The business rule states that a group has only one order phone, so the order phone number can be deduced from the Group attribute of the row, but here we have two rows with the same group but different order phones - the business rule has been broken. This can only happen because the order phone depends directly on the group according to the business rule, but the group attribute is not part of any candidate key so that means that the table is not in 3rd normal form. The two rows for the Rodents group have different phone numbers, which violates the business rule but does not violate any key constraints. The same order phone information has to be recorded more than once, in however many rows refer to the group that uses that phone. This failure to achieve 3NF means that the datum can end up being different in two places, despite the business rule saying it must not be.

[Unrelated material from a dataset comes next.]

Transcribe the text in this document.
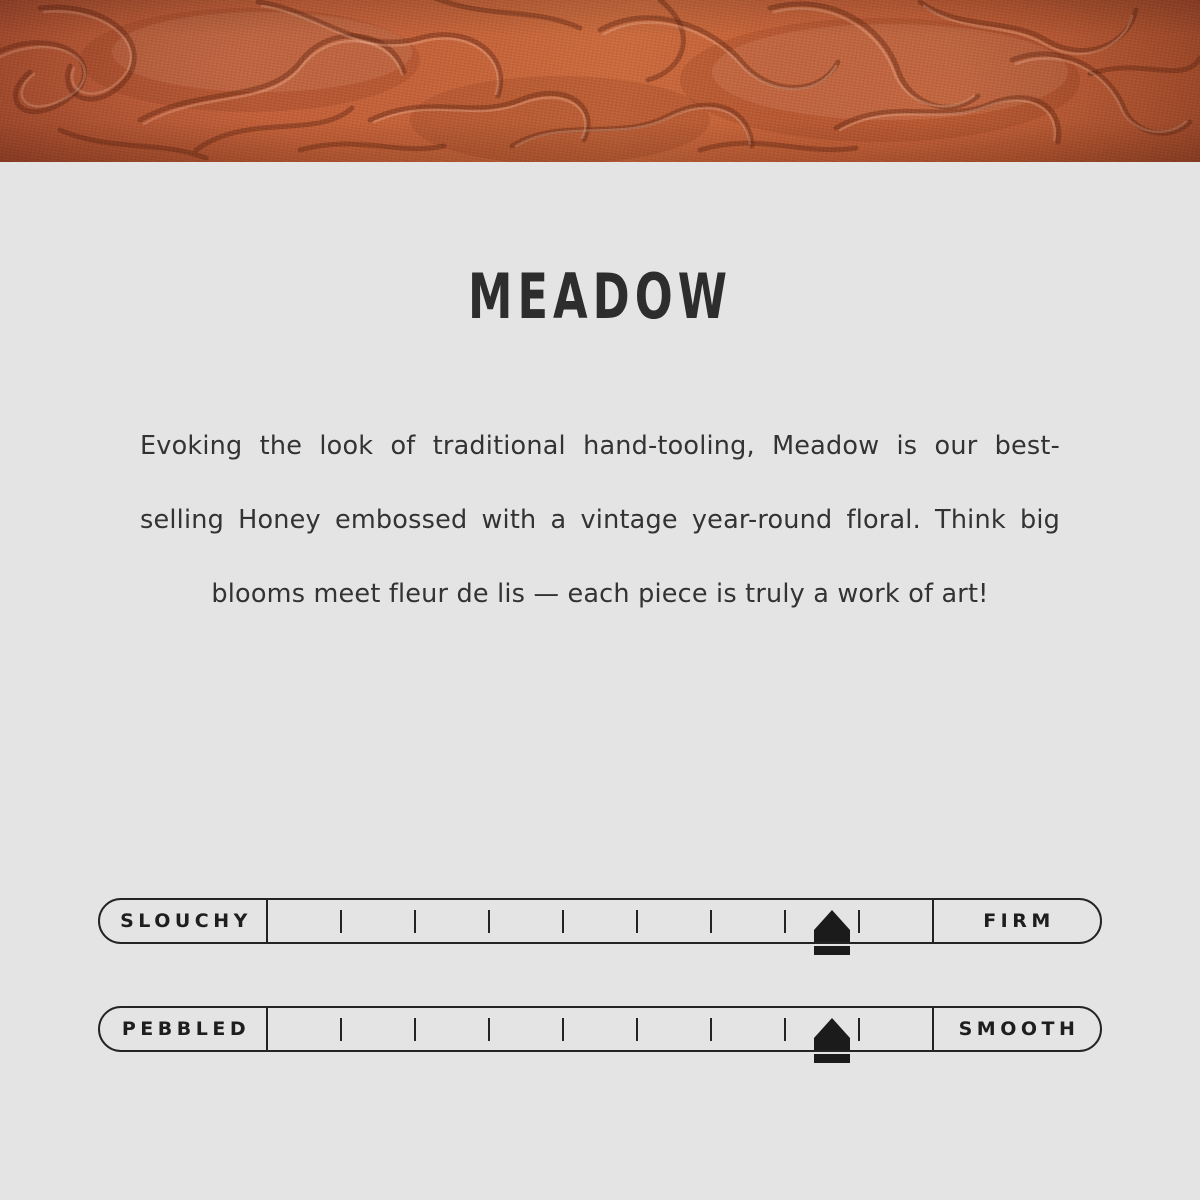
MEADOW

Evoking the look of traditional hand-tooling, Meadow is our best-selling Honey embossed with a vintage year-round floral. Think big blooms meet fleur de lis — each piece is truly a work of art!

SLOUCHY	FIRM
PEBBLED	SMOOTH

This is unwanted and dangerous redundancy, and permits inconsistencies that can have undesirable consequences.
The 3NF Version
To get this part of the schema into 3NF, it is necessary to move the data that is dependent on something other than the key into a separate table where what it is dependent on is the key. Removing that column from the Sales-Depot table leaves this (before the phone numbers update)
City | Group | Address |
---|---|---|
Toytown | Insects | 40 Tree Rd |
Bigtown | Rodents | 3 Main St |
Oldtown | Weeds | The Orchard |
Newtown | Insects | 1 New Way |
Anytown | Rodents | 4 Old Rd |
Erehwon | Weeds | 2 South St |
A new table, the Sales-Group table is needed to hold the Order_phone information; this looks like this
Group | Order_phone |
---|---|
Insects | 800765 |
Rodents | 800210 |
Weeds | 800284 |
Group | Order_phone |
---|---|
Insects | 8007650 |
Rodents | 8002100 |
Weeds | 8002840 |
Now when the phone number update takes place, the order phone number for the Rodents sales group is only in one place in the database, so inconsistencies like the one described above can no longer occur. It is either right or wrong, and because it is in only one place it can't be right in one place but wrong in another.

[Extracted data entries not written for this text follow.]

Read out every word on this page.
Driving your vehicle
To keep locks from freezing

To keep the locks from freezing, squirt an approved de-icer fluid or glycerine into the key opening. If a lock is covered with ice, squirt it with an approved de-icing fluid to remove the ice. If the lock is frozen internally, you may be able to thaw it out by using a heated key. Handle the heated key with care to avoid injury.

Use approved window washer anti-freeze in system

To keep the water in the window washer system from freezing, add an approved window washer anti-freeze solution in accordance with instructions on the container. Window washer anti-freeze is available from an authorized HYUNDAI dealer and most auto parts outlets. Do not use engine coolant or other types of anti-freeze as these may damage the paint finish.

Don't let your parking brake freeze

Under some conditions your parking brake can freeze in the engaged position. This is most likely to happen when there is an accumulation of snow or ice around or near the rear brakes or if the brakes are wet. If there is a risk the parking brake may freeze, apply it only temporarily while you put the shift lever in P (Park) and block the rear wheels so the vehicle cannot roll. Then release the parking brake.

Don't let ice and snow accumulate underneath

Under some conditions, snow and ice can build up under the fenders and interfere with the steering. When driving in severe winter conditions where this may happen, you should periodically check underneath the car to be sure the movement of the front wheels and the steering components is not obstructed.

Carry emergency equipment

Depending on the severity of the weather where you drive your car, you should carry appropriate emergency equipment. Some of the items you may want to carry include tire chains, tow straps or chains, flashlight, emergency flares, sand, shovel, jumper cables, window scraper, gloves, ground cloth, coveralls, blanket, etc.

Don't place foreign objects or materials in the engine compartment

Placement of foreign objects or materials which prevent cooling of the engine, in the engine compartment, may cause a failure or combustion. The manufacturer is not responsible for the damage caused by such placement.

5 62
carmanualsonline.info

Of course, errors can be avoided by insisting that things are updated only using stored procedures that update this column for every row containing the affected group but that means winning the fight to ban ad-hoc updates, which is often unwinnable. Perhaps they can be avoided by having a trigger that updates all the remaining rows that contain this number whenever one of them is updated, but that requires you to make sure RECURSIVE TRIGGERS is OFF, which may not be acceptable. Of course these approaches only work when there not too many rows. If a large number of rows are affected, there may be a performance issue as well. Besides, it is usually a bad idea to write extra code to fix problems that wouldn't exist if you chose the right table structures.
Another thing that isn't made clear by a small scale example like this one is that going to 3NF often makes a significant reduction in the size of the data, because it reduces data redundancy. With real world data, enforcing 3NF can sometimes deliver extra performance because the IO volume is vastly reduced and, when store is in short supply, it gives even more extra performance because working sets are reduced.